DAVLANTES, Michael G.1, DEUERLING, K.M.1, MARTIN, Ellen E.2 and MARTIN, Jonathan B.1, (1)Department of Geological Sciences, University of Florida, 241 Williamson Hall, P.O. Box 112120, Gainesville, FL 32611-2120, (2)Geological Sciences, University of Florida, 241 Williamson Hall, P.O. Box 112120, Gainesville, FL 32611-2120,

Navigation and terrain analyses in remote areas such as the Greenlandic arctic are difficult due to the lack of large-scale cartographic products. Existing maps of the Kangerlussuaq area are at scales of 1:100,000, or less, with 25-meter contours. Better detailed maps are needed for watershed delineation, predicting stream locations, and effective spatial distribution of sample sites. Additionally, a basemap is necessary to facilitate the presentation and recognition of spatial trends that may be present in sample data. Such maps can be created, hydrologically analyzed, and taken to the field for testing using ASTER Global Digital Elevation Models, Landsat 7 satellite imagery, an iPhone, and the ArcGIS 10.0 suite. For work around the Kangerlussuaq region in Greenland, 10-meter contours were interpolated using ArcGIS’s standard functions. Stream locations and relative sizes were modeled using a custom built toolbox and Python scripting. Watersheds were delineated using the included hydrology toolset and classified as either proglacial or deglaciated using Landsat imagery composed to maximize thermal and visual contrast. These newly created maps were loaded into Avenza PDF Maps on an iPhone 5 and used for field data collection, compilation (e.g. location, water sample parameters, sample site photographs) and ground-truthing of predicted hydrology. Maps created contained hydrologic data not commercially available and could be easily tailored for the task at hand. In July 2013, the improved maps were taken to the field for ground-truthing and were used to identify water sampling sites.
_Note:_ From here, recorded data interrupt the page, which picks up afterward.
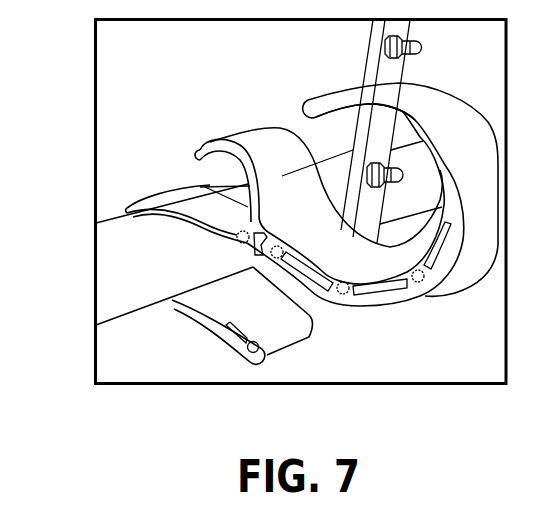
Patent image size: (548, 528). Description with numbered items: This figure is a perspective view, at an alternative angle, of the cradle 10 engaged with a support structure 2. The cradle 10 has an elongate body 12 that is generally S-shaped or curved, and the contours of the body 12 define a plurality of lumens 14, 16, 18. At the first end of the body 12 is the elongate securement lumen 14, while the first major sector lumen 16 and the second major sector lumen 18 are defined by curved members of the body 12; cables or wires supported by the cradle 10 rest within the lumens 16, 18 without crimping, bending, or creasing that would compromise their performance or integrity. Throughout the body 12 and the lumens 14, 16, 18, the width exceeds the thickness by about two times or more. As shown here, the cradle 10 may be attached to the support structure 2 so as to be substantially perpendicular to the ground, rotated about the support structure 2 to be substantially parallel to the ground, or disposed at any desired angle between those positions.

The cradle 10 is at (73, 147).
The support structure 2 is at (107, 280).
The elongate body 12 is at (383, 305).
The elongate securement lumen 14 is at (188, 318).
The first major sector lumen 16 is at (334, 152).
The second major sector lumen 18 is at (188, 181).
Watershed delineation proved to be significantly more accurate than predicting stream location, likely due to the seasonal nature of arctic rivers. Potentially flowing watersheds could therefore be identified in advance, greatly streamlining the water sample selection process. Enhanced contour intervals facilitated ease of navigation to selected sample sites. The generated maps lacked local names and reference points, a feature that future cartographic products could certainly benefit from. The iPhone proved to be a powerful field data collection tool as it updated position in real time on the created maps and streamlined digital data entry and publication of georeferenced data tables and photos to Dropbox and Google Earth.